The definition of ‘claimable Crown lands’ excludes ‘lands which, in the opinion of a Crown Lands Minister, are needed or are likely to be needed as residential lands’ (s 36(1)(b1)).

In order for this subsection to apply, the Crown Lands Minister must form the opinion that the land claimed is needed or is likely to be needed as residential land. In previous decisions, the Court has said that:

  1. the assessment needs to be made by the Minister by reference to the date the claims were made, not the date the claims were determined
  2. the Minister, not a departmental officer, must personally form the opinion
  3. the opinion may be formed by reference to direct evidence or inferentially on the whole of the evidence.

This often creates a factual vortex because claims are often not determined until years after the claims were made. Within that period, it is not unusual for the Crown Lands Minister to have changed – indeed, the government may also have changed.

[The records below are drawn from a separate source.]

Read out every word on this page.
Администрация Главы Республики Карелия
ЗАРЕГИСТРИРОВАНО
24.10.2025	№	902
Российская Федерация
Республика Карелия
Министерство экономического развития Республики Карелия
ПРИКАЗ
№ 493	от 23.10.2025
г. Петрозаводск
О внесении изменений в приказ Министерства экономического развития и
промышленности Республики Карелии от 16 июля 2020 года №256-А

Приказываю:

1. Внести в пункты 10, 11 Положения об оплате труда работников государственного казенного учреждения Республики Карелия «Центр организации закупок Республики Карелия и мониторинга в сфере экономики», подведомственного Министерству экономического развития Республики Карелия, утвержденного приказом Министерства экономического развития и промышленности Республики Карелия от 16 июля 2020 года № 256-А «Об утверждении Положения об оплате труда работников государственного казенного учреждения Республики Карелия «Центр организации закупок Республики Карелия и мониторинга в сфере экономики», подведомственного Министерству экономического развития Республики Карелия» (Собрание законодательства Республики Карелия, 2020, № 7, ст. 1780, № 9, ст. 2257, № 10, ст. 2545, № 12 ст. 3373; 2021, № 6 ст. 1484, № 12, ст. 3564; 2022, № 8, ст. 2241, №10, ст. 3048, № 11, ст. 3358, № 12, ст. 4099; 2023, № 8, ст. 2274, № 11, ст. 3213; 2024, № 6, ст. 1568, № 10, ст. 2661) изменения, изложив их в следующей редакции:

In circumstances where the person who is the Crown Lands Minister at the time the claim is made is not the person who is the Crown Lands Minister at the time of determination, how do you determine the opinion of the Crown Lands Minister at the date the claims were made?

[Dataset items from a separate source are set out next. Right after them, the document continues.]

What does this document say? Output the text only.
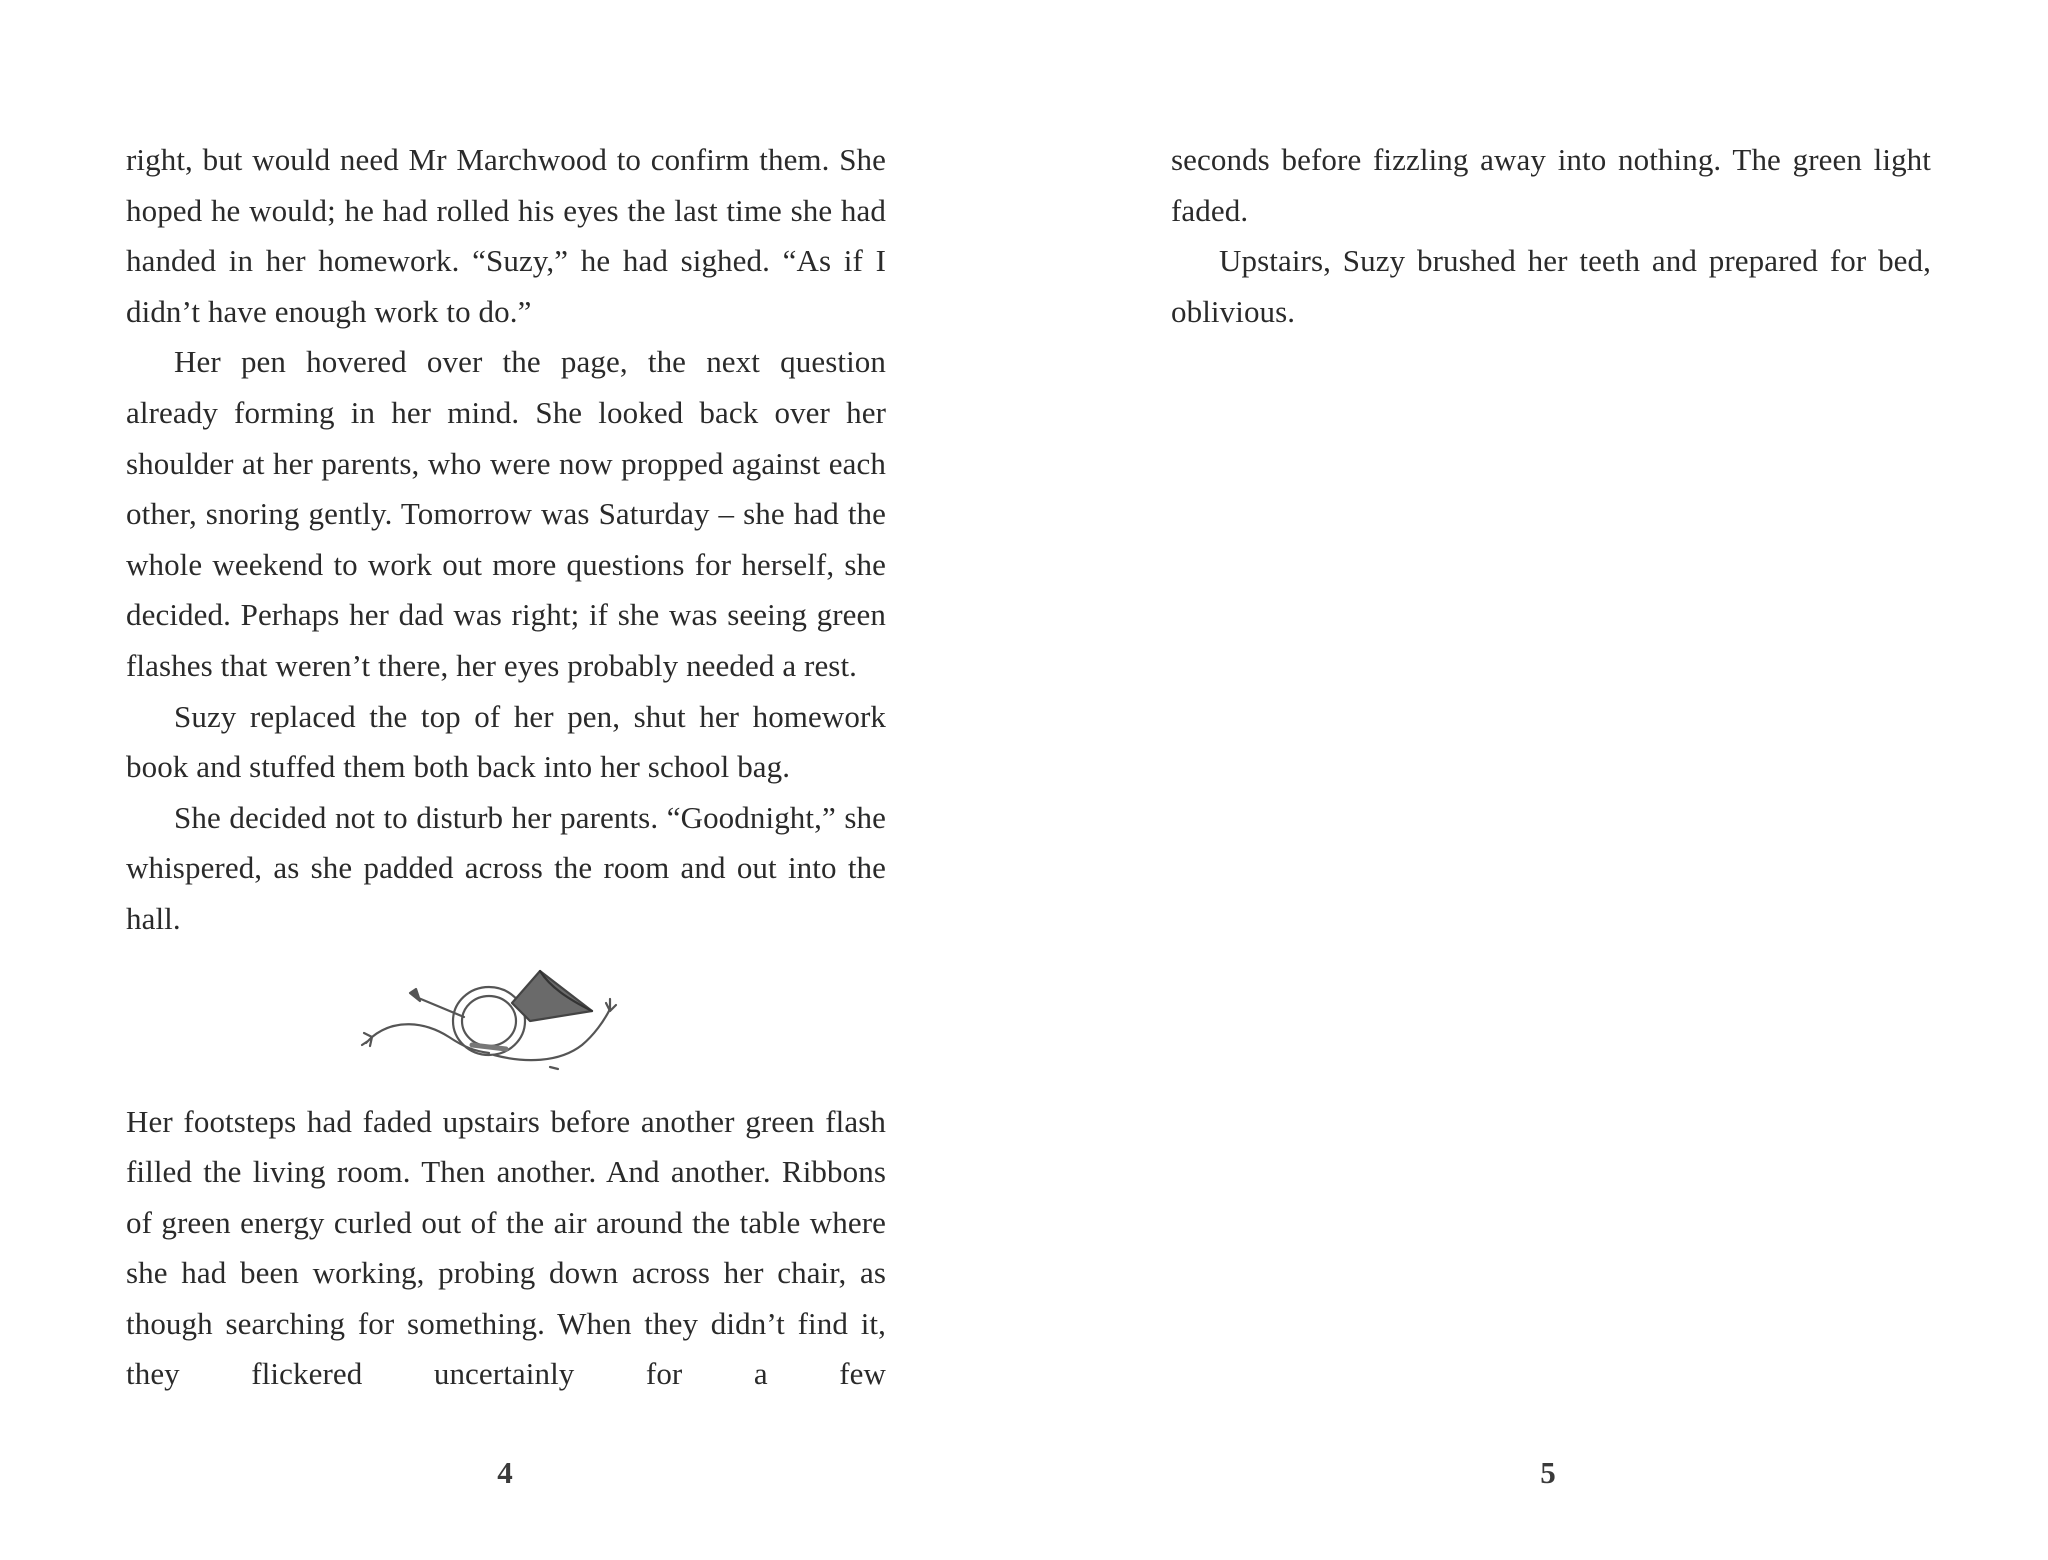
right, but would need Mr Marchwood to confirm them. She hoped he would; he had rolled his eyes the last time she had handed in her homework. “Suzy,” he had sighed. “As if I didn’t have enough work to do.”

Her pen hovered over the page, the next question already forming in her mind. She looked back over her shoulder at her parents, who were now propped against each other, snoring gently. Tomorrow was Saturday – she had the whole weekend to work out more questions for herself, she decided. Perhaps her dad was right; if she was seeing green flashes that weren’t there, her eyes probably needed a rest.

Suzy replaced the top of her pen, shut her homework book and stuffed them both back into her school bag.

She decided not to disturb her parents. “Goodnight,” she whispered, as she padded across the room and out into the hall.

Her footsteps had faded upstairs before another green flash filled the living room. Then another. And another. Ribbons of green energy curled out of the air around the table where she had been working, probing down across her chair, as though searching for something. When they didn’t find it, they flickered uncertainly for a few

seconds before fizzling away into nothing. The green light faded.

Upstairs, Suzy brushed her teeth and prepared for bed, oblivious.

4	5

In the recent case of Minister Administering the Crown Lands Act v New South Wales Aboriginal Land Council [2016] NSWCA 253 (Crown Lands Minister v NSWALC), the Court of Appeal concluded that a proper construction of s 36(1)(b1) does not require that the Minister’s opinion to be actually and subjectively held. Justice Leeming said ‘it … must be the case that the requisite opinion is one which can be imputed to him, on the relevant date’. One of the reasons for this construction is that the relevant Minister will almost certainly not have formed an actual opinion about the claimed land on the date the claim is lodged. That is, it is improbable that the Minister at the time will have turned his or her mind to the actual claim on the date that the claim is made.

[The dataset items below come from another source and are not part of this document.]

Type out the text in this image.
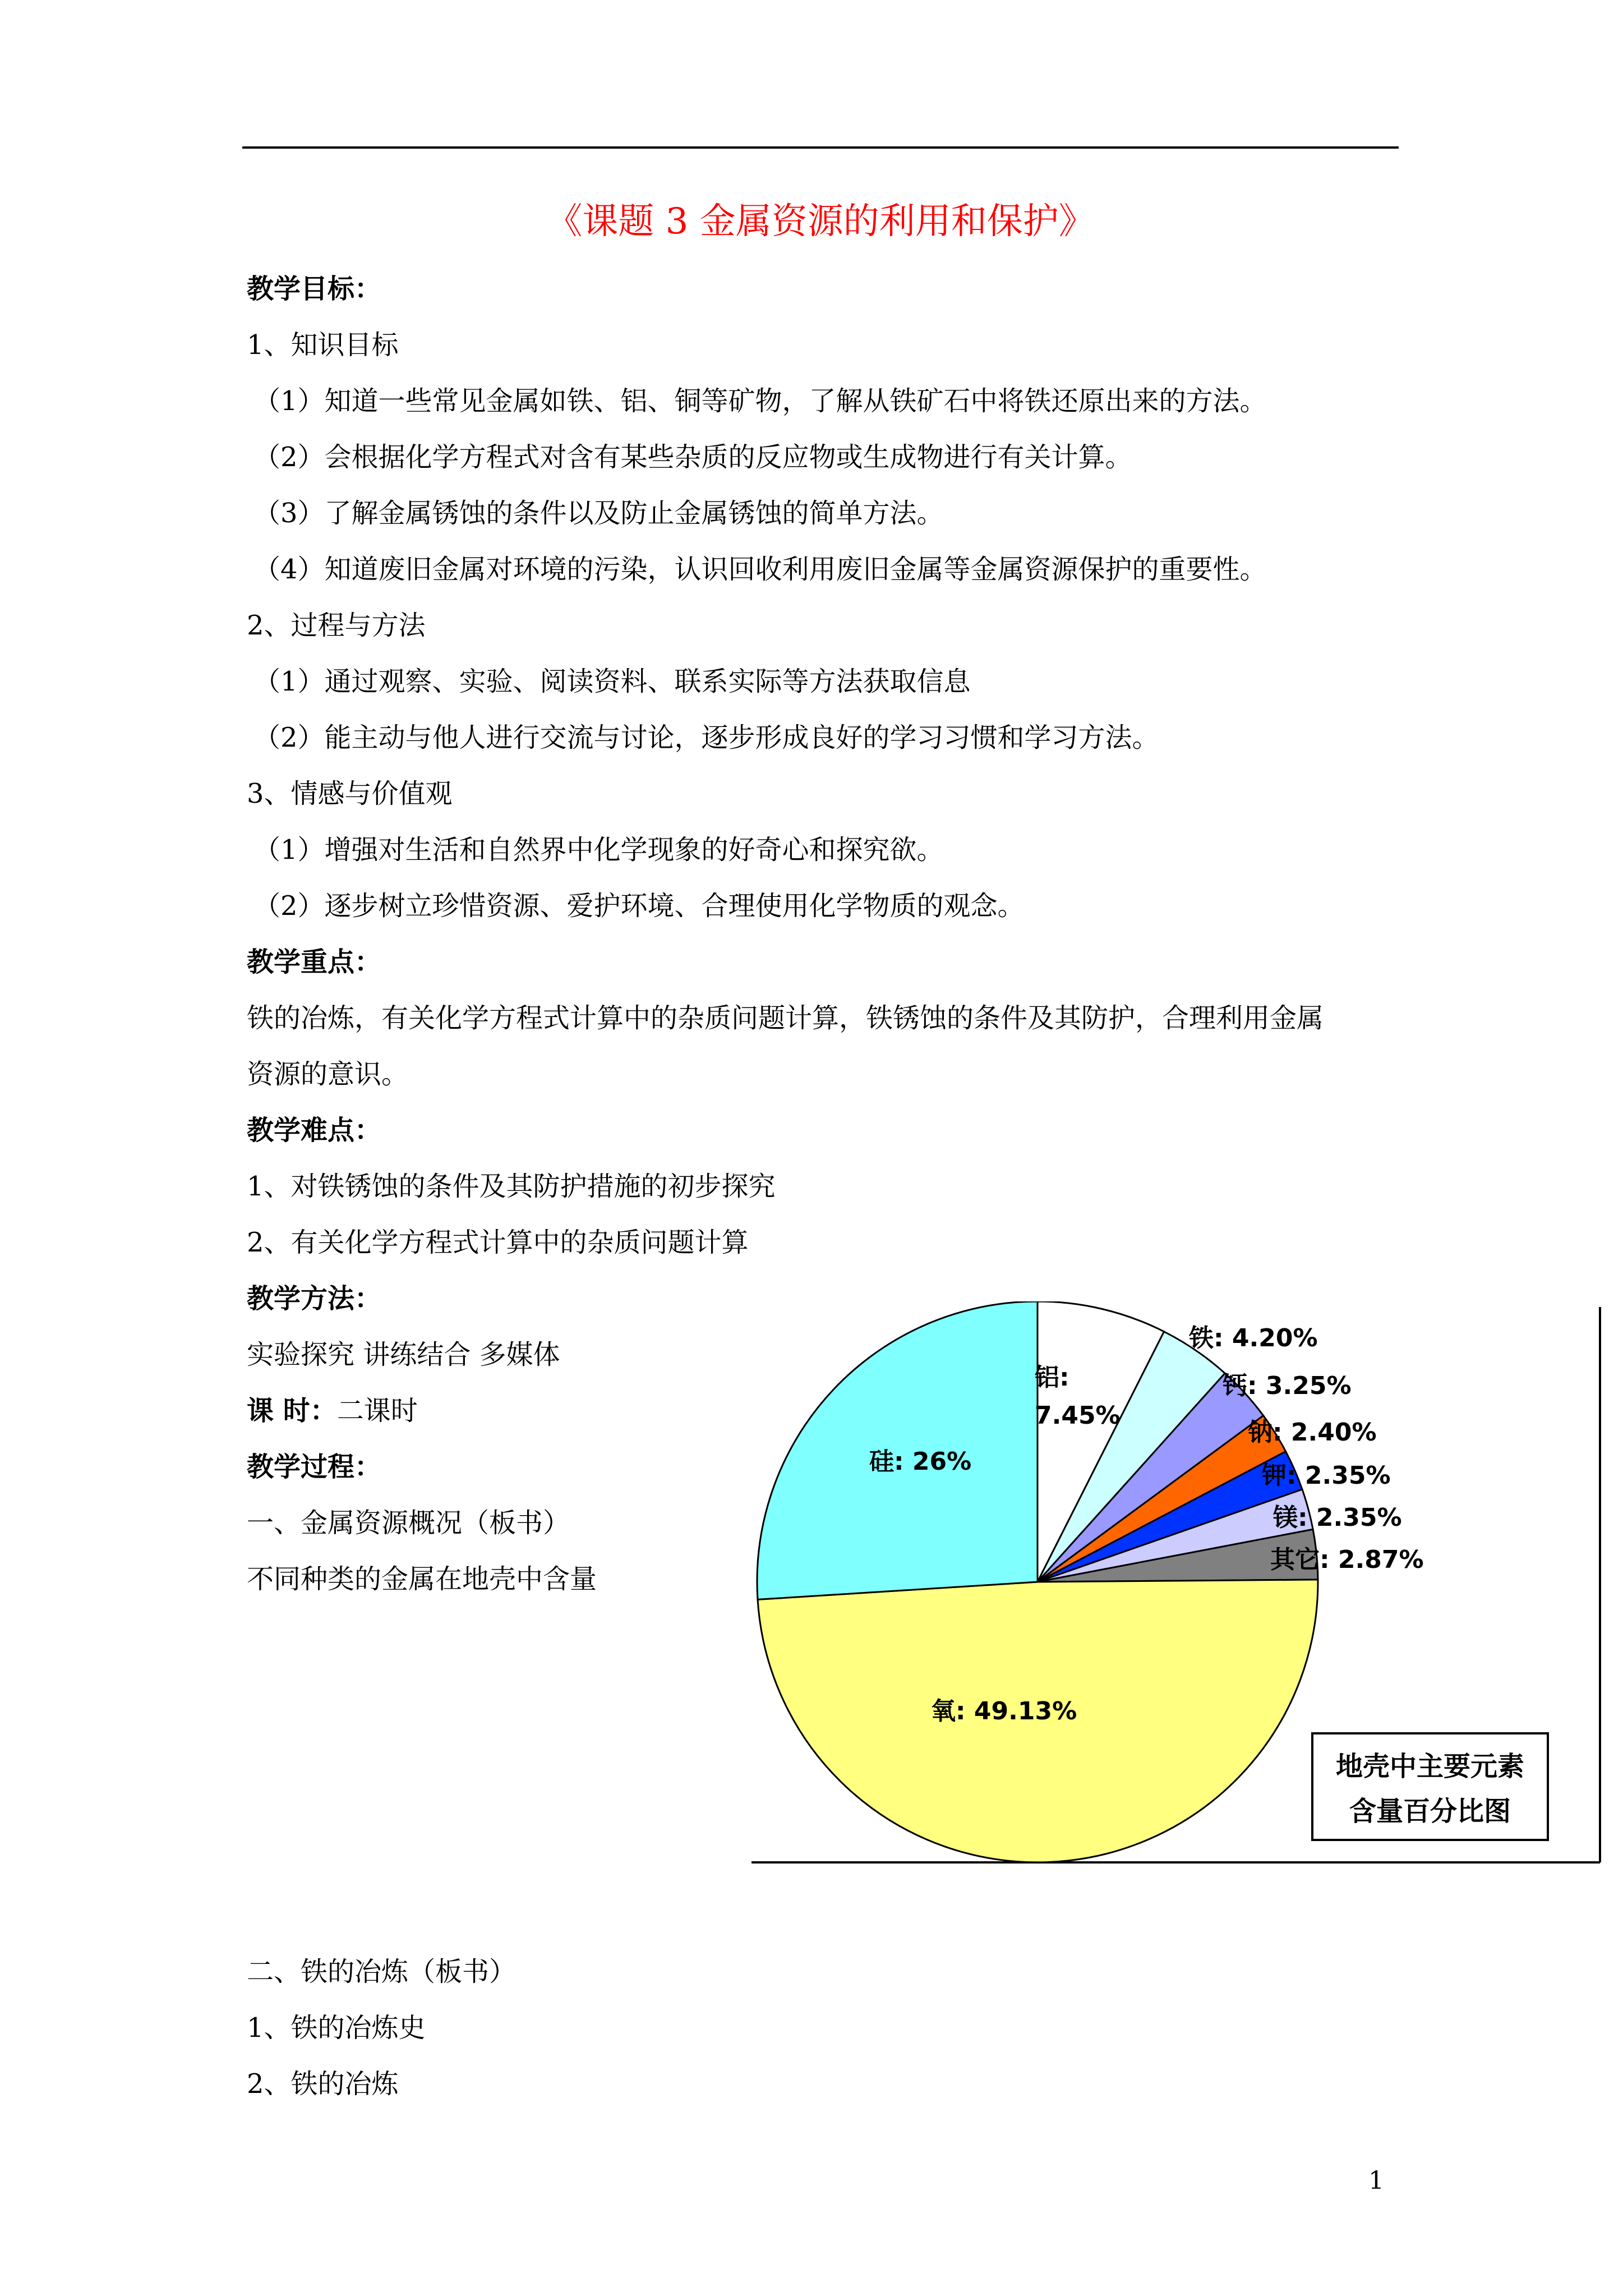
《课题 3 金属资源的利用和保护》
教学目标：
1、知识目标
（1）知道一些常见金属如铁、铝、铜等矿物，了解从铁矿石中将铁还原出来的方法。
（2）会根据化学方程式对含有某些杂质的反应物或生成物进行有关计算。
（3）了解金属锈蚀的条件以及防止金属锈蚀的简单方法。
（4）知道废旧金属对环境的污染，认识回收利用废旧金属等金属资源保护的重要性。
2、过程与方法
（1）通过观察、实验、阅读资料、联系实际等方法获取信息
（2）能主动与他人进行交流与讨论，逐步形成良好的学习习惯和学习方法。
3、情感与价值观
（1）增强对生活和自然界中化学现象的好奇心和探究欲。
（2）逐步树立珍惜资源、爱护环境、合理使用化学物质的观念。
教学重点：
铁的冶炼，有关化学方程式计算中的杂质问题计算，铁锈蚀的条件及其防护，合理利用金属
资源的意识。
教学难点：
1、对铁锈蚀的条件及其防护措施的初步探究
2、有关化学方程式计算中的杂质问题计算
教学方法：
实验探究 讲练结合 多媒体
课 时：二课时
教学过程：
一、金属资源概况（板书）
不同种类的金属在地壳中含量
铝:
7.45%
铁: 4.20%
钙: 3.25%
钠: 2.40%
钾: 2.35%
镁: 2.35%
其它: 2.87%
氧: 49.13%
硅: 26%
地壳中主要元素
含量百分比图
二、铁的冶炼（板书）
1、铁的冶炼史
2、铁的冶炼
1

This construction was applied in Crown Lands Minister v NSWALC as follows:

  1. In 1986, as a result of a direction of the Premier, an area including the whole of Lot 489 in DP755242 and Lots 7043 and 7044 in DP93598 were identified as a housing project.
  2. In 1989, the Koompahtoo Local Aboriginal Land Council lodged a claim over the whole of Lot 489, but not Lots 7043 and 7044.
  3. In July 2004, after 15 years, the Minister, refused the claim of the Koompahtoo Local Aboriginal Land Council on the basis that the land was needed, or likely to be needed, as residential lands. That decision was never challenged.
  4. Since 2004, Tetratheci Juncea had been identified on the land. Tetratheca Juncea is listed as a vulnerable species in Schedule 2 of the Threatened Species Conservation Act 1995 (NSW).
  5. On 3 November 2008, the Lake Macquarie City Council released the Morisset Structure Plan which identified that the majority of the claimed land was described as ‘land with biodiversity values’ and was not intended for residential use.
  6. In February 2009, claims were made by the NSW Aboriginal Land Council in relation to all three lots (Lots 489, 7043 and 7044).
  7. On 14 April 2014, the Crown Lands Ministers (there were two at the time) asserted their satisfaction that the bulk of the lands were ‘needed or likely to be needed for residential land’. As a result, the lands were not ‘claimable Crown lands’ under the Act.
  8. The NSW Aboriginal Land Council appealed that decision to the Land and Environment Court and orders were made requiring that the land be transferred to the Biraban Local Aboriginal Land Council. The Land and Environment Court:
    • identified that it was the opinion of the Crown Lands Minister in February 2009 which was relevant, not the opinion of the Joint Crown Lands Ministers on 14 April 2014
    • was not satisfied that the Minister’s decision in July 2004 with respect to the 1989 claim for Lot 489 could be imputed to the Minister in February 2009 with respect to the NSW Aboriginal Land Council’s claim for Lots 489, 7043 and 7044. The Court was not satisfied that the relevant Minister would have concluded that Lots 489, 7043 and 7044 were needed or likely to be needed as residential land after Tetratheci Juncea had been identified. That is, the circumstances with respect to the land had changed since 2004. Whist the Court of Appeal took issue with the language used and process undertaken by the Land and Environment Court, it ultimately accepted the conclusion was open to the Court.

This case highlights the difficulty in applying the ‘residential lands’ exclusion to the definition of ‘claimable Crown lands’ in the Act. Indeed, in a previous case, Justice Basten in the Court of Appeal observed that the drafting of section 36(1)(b1) will make it hard for the Minster to establish that the exception is made out. That prediction is certainly correct.